Frente de prefeitos luta para repor perdas do Fundo de Participação dos Municípios

Stênio Ribeiro
Da Agência Brasil
Em Brasília

O prefeito de Vitória, João Coser (PT), assumiu hoje (16) a presidência da Frente Nacional de Prefeitos (FNP) com o compromisso de "bater às portas do governo federal e do Congresso, sempre que necessário", para garantir verbas que recomponham as perdas provocadas pela redução da arrecadação federal.

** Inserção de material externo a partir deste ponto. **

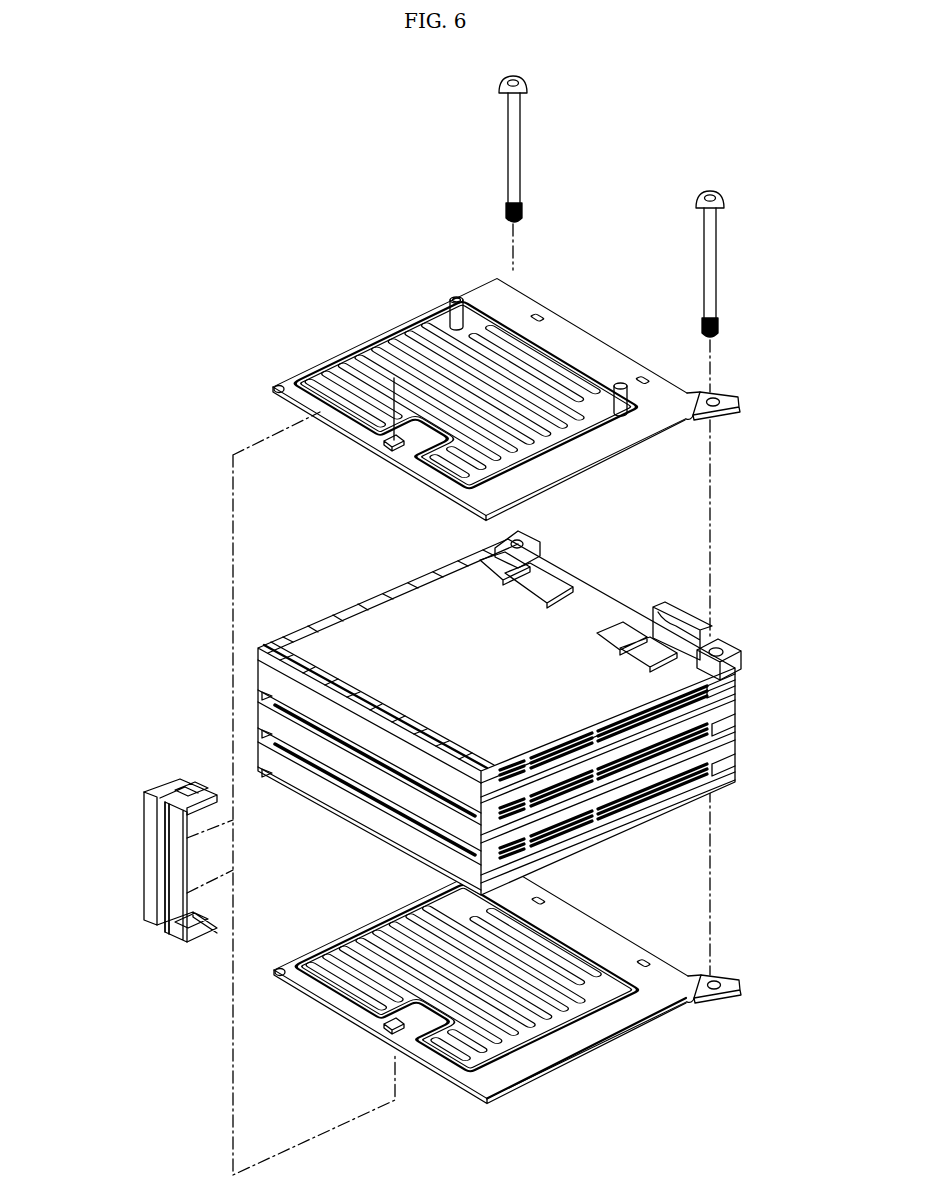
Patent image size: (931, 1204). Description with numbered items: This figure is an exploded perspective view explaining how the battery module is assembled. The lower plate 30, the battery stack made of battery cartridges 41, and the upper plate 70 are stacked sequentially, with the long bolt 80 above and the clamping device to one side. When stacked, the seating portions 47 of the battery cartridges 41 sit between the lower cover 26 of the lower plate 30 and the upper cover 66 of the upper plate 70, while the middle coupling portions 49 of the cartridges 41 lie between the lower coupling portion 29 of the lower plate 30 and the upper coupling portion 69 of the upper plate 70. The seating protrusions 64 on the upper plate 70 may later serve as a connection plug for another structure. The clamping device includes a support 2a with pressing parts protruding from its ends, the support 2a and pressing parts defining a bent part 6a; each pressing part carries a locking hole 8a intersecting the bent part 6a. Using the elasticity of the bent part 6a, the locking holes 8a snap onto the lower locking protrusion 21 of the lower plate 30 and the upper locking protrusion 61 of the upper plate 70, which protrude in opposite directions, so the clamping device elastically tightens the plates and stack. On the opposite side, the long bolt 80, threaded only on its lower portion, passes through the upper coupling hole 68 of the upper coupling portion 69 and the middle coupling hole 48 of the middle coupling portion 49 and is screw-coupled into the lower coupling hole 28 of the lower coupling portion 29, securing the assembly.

The long bolt 80 is at (508, 121).
The seating protrusion 64 is at (452, 297).
The upper plate 70 is at (408, 322).
The upper cover 66 is at (275, 386).
The upper locking protrusion 61 is at (382, 447).
The upper coupling hole 68 is at (716, 398).
The upper coupling portion 69 is at (736, 412).
The seating portion 47 is at (396, 614).
The middle coupling hole 48 is at (717, 651).
The middle coupling portion 49 is at (730, 683).
The battery cartridge 41 is at (547, 713).
The locking hole 8a is at (176, 792).
The bent part 6a is at (162, 868).
The support 2a is at (123, 833).
The lower locking protrusion 21 is at (382, 1030).
The lower coupling hole 28 is at (717, 981).
The lower coupling portion 29 is at (737, 995).
The lower cover 26 is at (613, 1044).
The lower plate 30 is at (562, 1071).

Ele destacou, em seu pronunciamento de posse, que o presidente Luiz Inácio Lula da Silva já se prontificou a criar crédito extraordinário de R$ 1 bilhão para compensar perdas do Fundo de Participação dos Municípios (FPM) relativas ao quadrimestre janeiro-abril, além de assegurar repasse mínimo, em 2009, igual ao que foi executado em 2008, no valor de R$ 50,9 bilhões.

Diferentemente da Confederação Nacional dos Municípios (CNM), que abrange os 5.564 municípios brasileiros, a FNP atende prioritariamente às capitais e aos grandes centros urbanos. Mas, de acordo com João Coser, "nossas reivindicações são extensivas a todos os municípios do país".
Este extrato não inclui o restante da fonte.